Sign reading private car park

From today, motorists will be given greater rights as new laws banning wheel clamping and towing take effect.

It is now an offence to clamp, tow, block-in or immobilise a vehicle without lawful authority on private land under the Protection of Freedoms Act 2012.

These changes will end abuses by rogue clamping firms who prey on motorists by charging excessive release fees. If clampers break the law, they could be liable to an unlimited fine in the Crown Court or up to £5,000 in a Magistrates Court.

Saving motorists £55m a year

Lord Taylor of Holbeach, the Home Office Minister with responsibility for changes to vehicle clamping law, said: 'This common sense ban will give motorists the protection they deserve against rogue wheel-clamping and towing companies.

'It will save motorists £55 million each year in clamping charges and finally penalise the real criminals – the corrupt firms themselves.'

Other changes

Other changes include extending police powers to remove vehicles parked on private land, ensuring landowners can keep their land clear from obstructively parked cars.

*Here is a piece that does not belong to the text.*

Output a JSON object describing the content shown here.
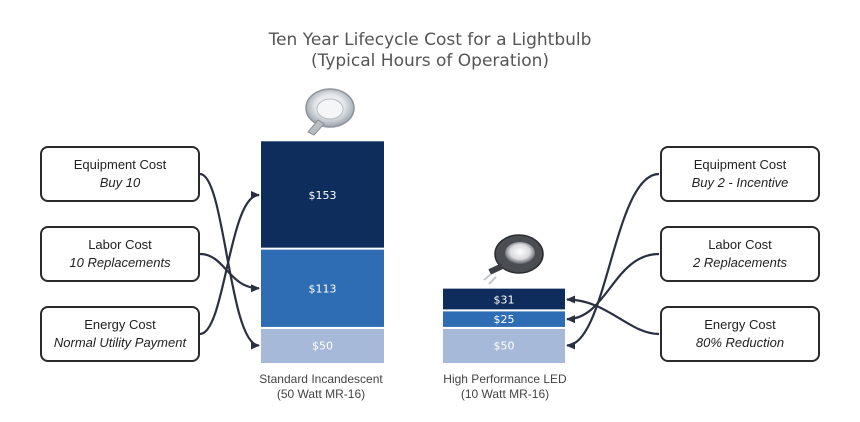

The Department for Transport is also strengthening laws around ticketing, so unpaid charges can be claimed from the keeper of the vehicle, as well as the driver.

In addition, the British Parking Association has set up an Independent Appeals Service to allow motorists to appeal parking charges on private land.

'Your Freedom' survey

These changes were all raised by members of the public through a cross-government survey, ‘Your Freedom’.

People had the chance to suggest ideas on restoring liberties that have been lost, repealing unnecessary laws and stripping away excessive regulation.